СУХАРИ НА ПЛАЩ-ПАЛАТКЕ.
Высокие, но общие понятия подчас
не выражают тех истинных чувств,
которыми на войне живет солдат.
Генерал-полковник И. Людников
Далеко загадывать здесь — нечего.
Души здесь трезвеют от утрат.
Здесь — с утра дожить бы лишь до вечера,
ну а с вечера — хотя бы до утра.
Думать о дальнейшем — нету смысла.
Сутки, слава богу, продержись, —
потому что гаубичным свистом,
книзу обрывающимся круто,
здесь, в окопах, каждую минуту
чья-нибудь да захлебнется жизнь...
Но, собрав растрепанные чувства,
свыкнешься под эту канонаду
с фронтовым мучительным искусством
жить и от снаряда до снаряда:
сгрудившись, делить на плащ-палатке
сухарей помятые остатки;
кушать, прикрывая от земли
полами шинелей котелки,
костеря разбавленную водку
и в зубах навязшую перловку;
следуя хозяйственной привычке,
экономить курево и спички,
потому что на день тут
двадцать грамм махорки выдают;
даже прикорнуть накоротке
где-нибудь в окопном закутке, —
и, себя не чувствуя пропащим,
поглядеть, как, шаркая о стенки,
по траншее волоком протащат
чьи-то бренные останки...
Быта повседневного трясина
на войне — спасающая сила.
* * *
Мы могли отойти командиров там не было.
Мы могли отойти было много врагов.
Мы могли отойти было нас всего четверо.
Мы могли отойти — и никто б нас не стал упрекать.
Мы могли отойти, но остались в окопах навеки.
Мы могли отойти, но теперь наши трупы лежат.
Мы могли отойти, но теперь наши матери плачут.
Мы могли отойти —только мы не смогли отойти:
за спиною Россия была...
ДУША И ТЕЛО.
В бою теряешь ощущенье плоти.
Нет тела — есть одна душа,
припавшая к прикладу ППШа.
И как во сне — и жутко и легко,
и сизой гарью даль заволокло,
и ты скользишь в немыслимом полете...
И пробужденье — словно ото сна.
Стоишь — и смотришь обалдело.
И за собой приводит тишина
невзгоды перетруженного тела.
Душа опять соединилась с плотью.
И боль ее прокалывает поздняя.
И вялой струйкой кровь венозная
течет по раненому локтю.
ОКОПНЫЕ ЗАКОНЫ.
Тут тяжело.
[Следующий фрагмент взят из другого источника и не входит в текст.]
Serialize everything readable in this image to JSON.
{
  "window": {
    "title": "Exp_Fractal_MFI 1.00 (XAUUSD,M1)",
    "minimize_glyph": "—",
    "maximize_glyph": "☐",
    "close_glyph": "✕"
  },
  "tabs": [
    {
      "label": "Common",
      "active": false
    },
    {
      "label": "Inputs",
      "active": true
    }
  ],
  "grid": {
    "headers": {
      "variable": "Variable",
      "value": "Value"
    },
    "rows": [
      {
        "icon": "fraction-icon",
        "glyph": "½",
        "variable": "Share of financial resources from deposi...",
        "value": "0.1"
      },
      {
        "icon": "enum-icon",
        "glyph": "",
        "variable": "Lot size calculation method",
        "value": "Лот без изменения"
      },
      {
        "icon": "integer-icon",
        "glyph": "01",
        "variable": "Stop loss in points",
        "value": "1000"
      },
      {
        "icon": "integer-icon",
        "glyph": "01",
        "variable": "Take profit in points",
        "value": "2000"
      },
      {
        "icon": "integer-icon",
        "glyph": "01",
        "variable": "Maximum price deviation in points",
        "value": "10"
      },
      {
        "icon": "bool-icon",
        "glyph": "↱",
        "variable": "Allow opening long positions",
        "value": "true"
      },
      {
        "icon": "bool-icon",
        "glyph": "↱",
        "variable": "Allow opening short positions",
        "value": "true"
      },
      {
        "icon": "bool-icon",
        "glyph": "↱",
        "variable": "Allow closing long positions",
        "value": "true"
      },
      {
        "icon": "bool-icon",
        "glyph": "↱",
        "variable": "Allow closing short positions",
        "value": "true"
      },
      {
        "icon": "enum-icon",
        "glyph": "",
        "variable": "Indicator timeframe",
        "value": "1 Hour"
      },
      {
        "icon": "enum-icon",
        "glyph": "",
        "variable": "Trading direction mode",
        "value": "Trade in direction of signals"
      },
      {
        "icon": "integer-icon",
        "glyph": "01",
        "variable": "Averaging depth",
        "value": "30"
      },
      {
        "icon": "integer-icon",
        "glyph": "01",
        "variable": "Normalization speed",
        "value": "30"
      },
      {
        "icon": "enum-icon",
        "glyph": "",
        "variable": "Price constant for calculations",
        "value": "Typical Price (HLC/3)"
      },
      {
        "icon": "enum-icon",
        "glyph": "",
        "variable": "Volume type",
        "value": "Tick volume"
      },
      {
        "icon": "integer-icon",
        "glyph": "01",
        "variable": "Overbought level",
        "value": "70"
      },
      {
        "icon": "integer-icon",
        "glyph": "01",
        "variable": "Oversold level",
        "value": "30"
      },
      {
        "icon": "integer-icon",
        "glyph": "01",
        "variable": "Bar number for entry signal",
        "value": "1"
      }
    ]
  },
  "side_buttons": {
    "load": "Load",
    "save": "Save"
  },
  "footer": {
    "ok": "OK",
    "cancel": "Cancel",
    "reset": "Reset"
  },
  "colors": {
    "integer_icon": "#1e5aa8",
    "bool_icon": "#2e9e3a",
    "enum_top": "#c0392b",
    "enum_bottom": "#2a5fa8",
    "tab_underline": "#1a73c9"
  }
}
Тут очень тяжело.
Так тяжело, что взвыл бы брянским волком!
Но под фурчащим пологом осколков
тут есть и то, что облегчает зло.
Тут все равны. Пред смертью все равны.
И забреди к нам даже маршал Жуков —
по супеси траншейных закоулков
он вместе б с нами протирал штаны.
И золотом повитые погоны
не изменили бы окопные законы:
ходить, как ходим мы, согнувши спины,
все время — как граната начеку,
и если хочешь сохранить башку —
пикировать, заслышав посвист мины,
не чванясь и нисколько не стыдясь,
в траншейную растоптанную грязь.
* * *
Последний шанс!.. Не ждать, пока прикончат,
а броситься внезапно на конвойных. Их двое:
спереди и сзади — с винтовками наперевес.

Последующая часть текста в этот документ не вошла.